Text
Penerapan Nilai-Nilai Kearifan Lokal di Sekolah dasar Negeri 17 Pekanbaru
Penerapan Nilai Kearifan Lokal Di Sekolah Dasar Negeri 17 Pekanbaru Denisa Novri Yulanda [email protected] ABSTRAK Di SDN 17 Pekanbaru telah menerapkan nilai-nilai kearifan lokal dalam pembelajaran disekolah diharapkan siswa memiliki pemahaman terhadap kearifan lokalnya sendiri, sehingga menimbulkan kecintaan terhadap budayanya sendiri. Penelitian ini bertujuan untuk mengetahui penerapan nilai-nilai kearifan lokal di Sekolah Dasar Negeri 17 Pekanbaru. Metode yang digunakan dalam penelitian ini naratif kualitatif. Sumber data ada dua yaitu sumber data primer dan sumber data sekunder. Sumber data primer dan sekunder melibatkan kepada empat orang guru, empat orang siswa dan satu orang kepala sekolah yang dianggap mampu untuk memberikan pernyataan dan penguatan untuk keperluan penelitian ini. Teknik dan instrument pengumpulan data yaitu wawancara, observasi dan dokumentasi. Pengujian keabsahan data menggunakan triangulasi sumber dan triangulasi teknik. Triangulasi sumber yang digunakan yaitu terkait kepada empat guru, empat siswa serta dokumen-dokumen. Triangulasi teknik dilakukan dengan cara mengecek data kepada sumber yang sama dengan teknik yang berbeda. Teknik analisis data yang digunakan yaitu reduksi data, penyajian data dan kesimpulan & verifikasi. Kesimpulan penelitian ini adalah (1) Nilai-nilai kearifan lokal di SDN 17 Pekanbaru sudah berjalan dengan baik. Adapun nilai-nilai kearifan lokal yang sudah diterapkan guru kepada siswa baik didalam kelas maupun diluar kelas yaitu (a) Cinta kepada tuhan yang maha esa; (b) Tanggungjawab; (c) Disiplin; (d) Mandiri; (e) Percaya Diri; (f) Kreatif; (g) Kerja Keras; (h) Pantang Menyerah; (i) Baik dan Rendah Hati; (j) Toleransi; (k) Cinta Damai; (l) Persatuan. (2) Kendala guru dalam menerapka nilai-nilai kearifan lokal dari 12 nilainilai kearifan lokal hanya 2 nilai yang mengalami kendala dalam penerapan.
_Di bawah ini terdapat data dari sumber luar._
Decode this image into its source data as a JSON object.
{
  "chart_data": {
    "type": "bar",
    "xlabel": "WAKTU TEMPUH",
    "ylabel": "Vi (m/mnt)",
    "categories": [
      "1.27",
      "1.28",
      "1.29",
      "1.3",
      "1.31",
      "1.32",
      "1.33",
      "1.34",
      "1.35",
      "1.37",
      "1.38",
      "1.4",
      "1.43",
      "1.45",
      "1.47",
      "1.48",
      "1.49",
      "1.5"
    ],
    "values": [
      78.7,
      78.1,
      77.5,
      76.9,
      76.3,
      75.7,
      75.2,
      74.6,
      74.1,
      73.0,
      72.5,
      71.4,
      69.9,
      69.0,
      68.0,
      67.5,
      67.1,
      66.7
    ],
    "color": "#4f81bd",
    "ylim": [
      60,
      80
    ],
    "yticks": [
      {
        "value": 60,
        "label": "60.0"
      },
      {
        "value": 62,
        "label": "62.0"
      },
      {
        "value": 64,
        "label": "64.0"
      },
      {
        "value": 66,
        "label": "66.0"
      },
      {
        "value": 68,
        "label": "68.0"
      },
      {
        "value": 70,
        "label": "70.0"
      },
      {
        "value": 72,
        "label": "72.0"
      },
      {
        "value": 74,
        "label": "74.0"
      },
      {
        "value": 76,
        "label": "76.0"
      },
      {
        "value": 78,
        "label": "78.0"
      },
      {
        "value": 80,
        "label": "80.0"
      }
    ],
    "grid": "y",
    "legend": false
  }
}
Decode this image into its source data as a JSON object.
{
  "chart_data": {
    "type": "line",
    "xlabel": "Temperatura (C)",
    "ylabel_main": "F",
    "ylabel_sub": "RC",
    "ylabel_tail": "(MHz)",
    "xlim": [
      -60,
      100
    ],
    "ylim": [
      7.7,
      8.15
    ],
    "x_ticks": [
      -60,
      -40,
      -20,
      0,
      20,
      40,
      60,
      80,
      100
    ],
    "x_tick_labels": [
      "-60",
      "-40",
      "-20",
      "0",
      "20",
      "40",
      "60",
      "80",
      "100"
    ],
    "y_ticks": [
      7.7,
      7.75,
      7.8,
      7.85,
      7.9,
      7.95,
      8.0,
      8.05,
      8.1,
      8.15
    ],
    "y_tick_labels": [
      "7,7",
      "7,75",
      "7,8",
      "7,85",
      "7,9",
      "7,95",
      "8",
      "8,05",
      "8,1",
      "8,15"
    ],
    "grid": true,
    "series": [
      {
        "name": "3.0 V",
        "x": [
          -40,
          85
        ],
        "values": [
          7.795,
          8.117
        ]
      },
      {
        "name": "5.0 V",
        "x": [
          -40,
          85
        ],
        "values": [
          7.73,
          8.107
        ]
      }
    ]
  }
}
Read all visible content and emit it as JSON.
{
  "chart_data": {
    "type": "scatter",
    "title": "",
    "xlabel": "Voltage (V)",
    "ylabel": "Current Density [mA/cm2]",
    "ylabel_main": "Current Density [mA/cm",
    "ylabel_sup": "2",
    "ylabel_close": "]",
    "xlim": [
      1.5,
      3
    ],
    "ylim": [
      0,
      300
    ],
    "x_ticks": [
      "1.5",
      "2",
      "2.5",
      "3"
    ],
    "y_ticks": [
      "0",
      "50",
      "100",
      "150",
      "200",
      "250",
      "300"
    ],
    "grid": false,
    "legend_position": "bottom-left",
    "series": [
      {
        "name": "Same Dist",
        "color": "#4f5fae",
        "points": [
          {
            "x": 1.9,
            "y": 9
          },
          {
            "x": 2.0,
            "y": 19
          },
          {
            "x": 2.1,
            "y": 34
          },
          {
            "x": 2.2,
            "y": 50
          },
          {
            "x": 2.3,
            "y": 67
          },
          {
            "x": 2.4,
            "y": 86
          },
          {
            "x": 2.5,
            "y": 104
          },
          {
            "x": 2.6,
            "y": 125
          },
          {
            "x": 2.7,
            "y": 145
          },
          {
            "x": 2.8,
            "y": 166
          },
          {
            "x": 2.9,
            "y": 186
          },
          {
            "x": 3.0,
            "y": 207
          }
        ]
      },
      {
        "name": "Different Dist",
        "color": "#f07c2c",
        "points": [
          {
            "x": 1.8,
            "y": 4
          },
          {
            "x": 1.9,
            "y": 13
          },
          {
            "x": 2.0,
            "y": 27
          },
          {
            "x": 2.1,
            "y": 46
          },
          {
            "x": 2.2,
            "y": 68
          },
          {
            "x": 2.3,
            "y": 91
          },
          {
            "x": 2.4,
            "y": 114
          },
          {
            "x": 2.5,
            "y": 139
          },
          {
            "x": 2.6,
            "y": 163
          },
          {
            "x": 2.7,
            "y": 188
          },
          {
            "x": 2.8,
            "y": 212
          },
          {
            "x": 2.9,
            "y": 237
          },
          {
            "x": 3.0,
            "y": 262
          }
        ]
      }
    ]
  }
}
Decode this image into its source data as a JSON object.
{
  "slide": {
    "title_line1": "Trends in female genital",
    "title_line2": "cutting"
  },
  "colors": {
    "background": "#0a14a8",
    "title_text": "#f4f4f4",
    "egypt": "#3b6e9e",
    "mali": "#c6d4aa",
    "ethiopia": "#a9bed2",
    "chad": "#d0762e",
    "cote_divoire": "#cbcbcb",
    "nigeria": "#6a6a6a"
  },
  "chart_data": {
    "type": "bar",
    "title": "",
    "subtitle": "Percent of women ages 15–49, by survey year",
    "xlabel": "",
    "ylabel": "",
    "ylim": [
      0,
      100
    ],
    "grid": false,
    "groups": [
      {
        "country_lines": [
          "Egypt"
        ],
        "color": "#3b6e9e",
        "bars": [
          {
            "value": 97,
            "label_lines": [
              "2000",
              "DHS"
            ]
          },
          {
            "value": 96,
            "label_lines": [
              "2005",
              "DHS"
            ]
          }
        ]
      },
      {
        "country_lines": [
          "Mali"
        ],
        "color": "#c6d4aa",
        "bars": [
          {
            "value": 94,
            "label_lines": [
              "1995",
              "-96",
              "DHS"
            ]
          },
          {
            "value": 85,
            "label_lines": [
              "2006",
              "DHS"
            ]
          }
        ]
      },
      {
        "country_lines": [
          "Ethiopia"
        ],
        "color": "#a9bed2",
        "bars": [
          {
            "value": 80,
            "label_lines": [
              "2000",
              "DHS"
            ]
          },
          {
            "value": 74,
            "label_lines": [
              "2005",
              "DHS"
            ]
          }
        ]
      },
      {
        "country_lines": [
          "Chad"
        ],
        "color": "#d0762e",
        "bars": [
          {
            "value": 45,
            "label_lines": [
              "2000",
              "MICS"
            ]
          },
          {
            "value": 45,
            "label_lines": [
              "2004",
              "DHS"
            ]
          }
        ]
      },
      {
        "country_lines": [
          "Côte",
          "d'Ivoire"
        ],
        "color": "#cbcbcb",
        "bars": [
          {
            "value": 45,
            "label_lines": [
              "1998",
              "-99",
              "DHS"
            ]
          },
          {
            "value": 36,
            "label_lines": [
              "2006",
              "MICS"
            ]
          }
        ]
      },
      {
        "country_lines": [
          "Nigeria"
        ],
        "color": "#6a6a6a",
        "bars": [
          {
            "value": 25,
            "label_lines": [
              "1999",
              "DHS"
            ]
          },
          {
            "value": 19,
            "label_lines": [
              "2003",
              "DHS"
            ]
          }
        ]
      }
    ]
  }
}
Adapun nilai-nilai tersebut ialah percaya diri dan kreatif. Dari keseluruhan siswa masih ada sebagian siswa yang masih memiliki rasa kurang percaya diri dan tidak kreatif. Tanpa dipungkiri guru tetap menerapkan nilai-nilai kearifan lokal semaksimal mungkin kepada siswa.